You will remember that Secretary Stanton said to the committee of western men that he had Halleck almost right upon the McClellan question. It appears that Halleck has got "all right" at last. He, too, has yielded to the pressure, and the Republican newspaper of this city this morning says that McClellan's removal is the answer to the New York election. Sad mistake! This defiance of public sentiment argues badly for the spirit with which government is to be administered. Fanaticism has triumphed, but let us still hope not at the sacrifice of the nation.

I forbear speaking of the condition of the army — I mean the tone of its spirit. It has not been abolitionized and never will be. Regiments are decreasing rapidly from sickness and other causes, and yet the war is not advancing. To speak more of this matter, without even relating one-half that could be said with entire truth, might subject me to the suspicion of wishing to injure our cause.

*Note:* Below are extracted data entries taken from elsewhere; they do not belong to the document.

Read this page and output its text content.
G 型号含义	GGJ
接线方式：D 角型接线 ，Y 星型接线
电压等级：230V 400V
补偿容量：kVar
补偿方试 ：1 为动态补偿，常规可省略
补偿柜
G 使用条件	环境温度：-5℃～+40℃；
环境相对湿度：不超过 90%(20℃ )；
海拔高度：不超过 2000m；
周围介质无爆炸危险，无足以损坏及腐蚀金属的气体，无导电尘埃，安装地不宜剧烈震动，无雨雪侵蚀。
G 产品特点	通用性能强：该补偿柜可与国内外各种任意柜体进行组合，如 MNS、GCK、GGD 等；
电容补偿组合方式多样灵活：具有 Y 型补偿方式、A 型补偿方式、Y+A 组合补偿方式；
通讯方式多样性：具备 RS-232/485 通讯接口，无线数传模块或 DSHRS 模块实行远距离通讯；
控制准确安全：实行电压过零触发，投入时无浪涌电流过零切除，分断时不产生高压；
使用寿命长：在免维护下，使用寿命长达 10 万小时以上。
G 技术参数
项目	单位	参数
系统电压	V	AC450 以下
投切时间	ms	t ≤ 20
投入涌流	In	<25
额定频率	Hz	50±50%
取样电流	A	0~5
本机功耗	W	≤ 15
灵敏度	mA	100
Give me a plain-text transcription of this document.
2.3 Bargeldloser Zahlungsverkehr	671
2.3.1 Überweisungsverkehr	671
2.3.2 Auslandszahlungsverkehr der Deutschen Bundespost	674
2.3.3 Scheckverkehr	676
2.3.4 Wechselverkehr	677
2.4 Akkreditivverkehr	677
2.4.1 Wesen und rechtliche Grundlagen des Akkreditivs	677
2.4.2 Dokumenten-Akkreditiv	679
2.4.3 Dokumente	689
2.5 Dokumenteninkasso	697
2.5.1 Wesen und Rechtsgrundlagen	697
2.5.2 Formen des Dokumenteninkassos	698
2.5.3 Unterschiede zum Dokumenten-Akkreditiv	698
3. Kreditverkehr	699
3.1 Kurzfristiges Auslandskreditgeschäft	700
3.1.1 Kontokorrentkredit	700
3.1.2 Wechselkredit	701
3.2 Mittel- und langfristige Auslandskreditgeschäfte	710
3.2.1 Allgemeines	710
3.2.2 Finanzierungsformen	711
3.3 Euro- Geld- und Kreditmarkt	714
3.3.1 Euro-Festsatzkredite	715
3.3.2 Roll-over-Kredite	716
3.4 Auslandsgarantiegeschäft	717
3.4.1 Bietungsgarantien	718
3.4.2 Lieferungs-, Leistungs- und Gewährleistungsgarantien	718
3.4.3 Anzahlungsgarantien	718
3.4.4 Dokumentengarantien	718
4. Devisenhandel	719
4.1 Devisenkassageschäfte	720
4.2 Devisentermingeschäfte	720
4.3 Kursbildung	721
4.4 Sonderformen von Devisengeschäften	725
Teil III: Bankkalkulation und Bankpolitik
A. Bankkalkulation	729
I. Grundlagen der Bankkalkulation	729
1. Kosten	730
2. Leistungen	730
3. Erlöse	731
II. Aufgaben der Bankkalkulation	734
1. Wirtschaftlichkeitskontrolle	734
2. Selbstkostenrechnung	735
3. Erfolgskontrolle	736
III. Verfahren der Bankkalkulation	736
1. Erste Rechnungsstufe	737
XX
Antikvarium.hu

I am afraid — against all my cherished and often expressed hopes — that Mr. Lincoln will not [unknown] the lesson of the recent elections. He will continue the anti-slavery role until the end of the present congress, if not longer. If so, what is to become of the country?

Gen. Lee's army is at Gordonsville, but there still remains a large force further north. Before you receive this you will possibly have heard that they have retaken Snicker's Gap and our forces must fall back or be outflanked. Before thirty days the army of the Potomac will be again protecting Washington and the enemy will be at Manassas!